Although a little rough around the edges for children (scenes with profanity, drug use, attempted suicide), its charm is in one little girl’s desire to be like the pretty Miss America contestants she sees on television.
The greater lesson is one for adults.
Olive, played by adorable child actress Abigail Breslin, lucks into a chance to compete, not realizing she is up against professionals — little girls whose entire lives have been spent perfecting their appearances.
The girls in the pageant, according to trivia abut the film on the Internet Movie Database Web site, are played by real child contestants, wearing their pageant costumes and performing their own talents.
The sight of these 7-year-olds vamping onto the stage for the swimsuit (you read it right) competition is frightening. Loretta-Lynn hairdos and false eyelashes do not belong on children. Will they soon be getting implants?

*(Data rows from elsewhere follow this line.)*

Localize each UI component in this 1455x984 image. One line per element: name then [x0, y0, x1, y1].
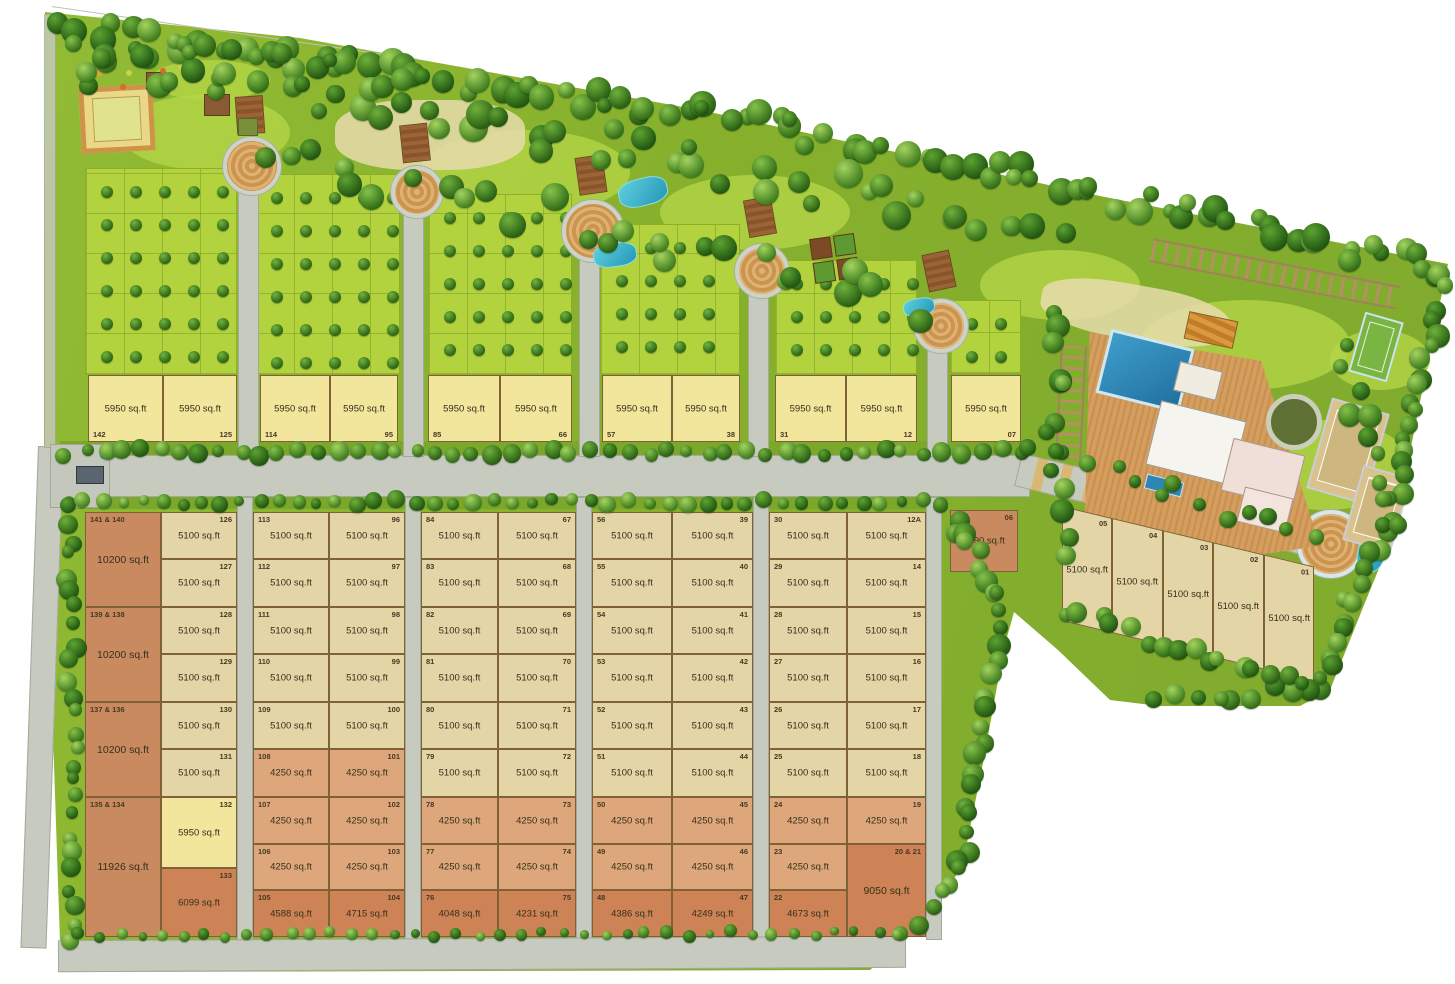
- plot-68: 685100 sq.ft: [498, 559, 576, 607]
- plot-number: 16: [913, 658, 921, 666]
- orchard-tree: [674, 341, 686, 353]
- orchard-tree: [271, 192, 283, 204]
- plot-size-label: 4588 sq.ft: [254, 908, 328, 919]
- plot-number: 14: [913, 563, 921, 571]
- orchard-tree: [101, 219, 113, 231]
- orchard-tree: [188, 219, 200, 231]
- tree: [700, 496, 717, 513]
- plot-size-label: 5100 sq.ft: [330, 578, 404, 589]
- plot-139-138: 139 & 13810200 sq.ft: [85, 607, 161, 702]
- orchard-tree: [217, 186, 229, 198]
- orchard-tree: [703, 275, 715, 287]
- tree: [877, 440, 895, 458]
- tree: [488, 493, 501, 506]
- tree: [908, 309, 932, 333]
- plot-97: 975100 sq.ft: [329, 559, 405, 607]
- internal-road: [926, 497, 942, 940]
- orchard-tree: [101, 285, 113, 297]
- plot-42: 425100 sq.ft: [672, 654, 753, 702]
- plot-50: 504250 sq.ft: [592, 797, 672, 844]
- plot-number: 142: [93, 431, 106, 439]
- orchard-tree: [907, 344, 919, 356]
- plot-17: 175100 sq.ft: [847, 702, 926, 749]
- orchard-tree: [188, 351, 200, 363]
- plot-number: 75: [563, 894, 571, 902]
- tree: [350, 443, 366, 459]
- plot-99: 995100 sq.ft: [329, 654, 405, 702]
- tree: [404, 169, 421, 186]
- orchard-tree: [444, 212, 456, 224]
- orchard-tree: [473, 344, 485, 356]
- plot-23: 234250 sq.ft: [769, 844, 847, 890]
- orchard-tree: [674, 308, 686, 320]
- plot-number: 128: [219, 611, 232, 619]
- orchard-tree: [271, 357, 283, 369]
- plot-number: 12: [904, 431, 912, 439]
- orchard-tree: [300, 192, 312, 204]
- tree: [92, 48, 111, 67]
- tree: [71, 927, 84, 940]
- orchard-tree: [616, 275, 628, 287]
- tree: [558, 82, 575, 99]
- orchard-tree: [645, 308, 657, 320]
- plot-number: 114: [265, 431, 277, 439]
- plot-size-label: 5100 sq.ft: [1164, 588, 1212, 599]
- plot-80: 805100 sq.ft: [421, 702, 498, 749]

It is this type of focus on appearances at any cost that led to the death of 18-year-old fashion model Eliana Ramos Tuesday in Uruguay from a heart attack some say was brought on by subsisting on lettuce and Diet Coke. Her 22-year-old sister Luisel, also a model, died last August in the same manner.
They died because for too many years we have sent our girls the message that only pretty people are winners.
In Limestone County, most child beauty contestants do not look this extreme. We publish pageant photos in The News Courier and are happy to showcase the beautiful children here, who do not typically look as heavily made up as the girls in the film. They are lovely, normal young girls.
Some officials of local and area pageants are trying to make changes and stipulate in the rules that the youngest girls are not allowed to wear makeup.
This rule gets our vote.
However, following pageants, we get numerous complaints (and photos that prove them) that despite these rules, children wearing makeup are crowned winners.
Why have a rule that will not be enforced? Not only are these officials reinforcing the message that children and their parents should use any measures to enhance their child’s appearance, they are putting the children who follow the rules at a disadvantage.
Now they have the message that appearance is what matters most and that you can cheat if it means winning.
As Olive’s humorous attempt at a seductively adult “talent” routine in “Little Miss Sunshine” so vividly illustrates, little girls are not ready to be Pamela Anderson.
And what parents and pageant officials should ask themselves is: Do we want them to be?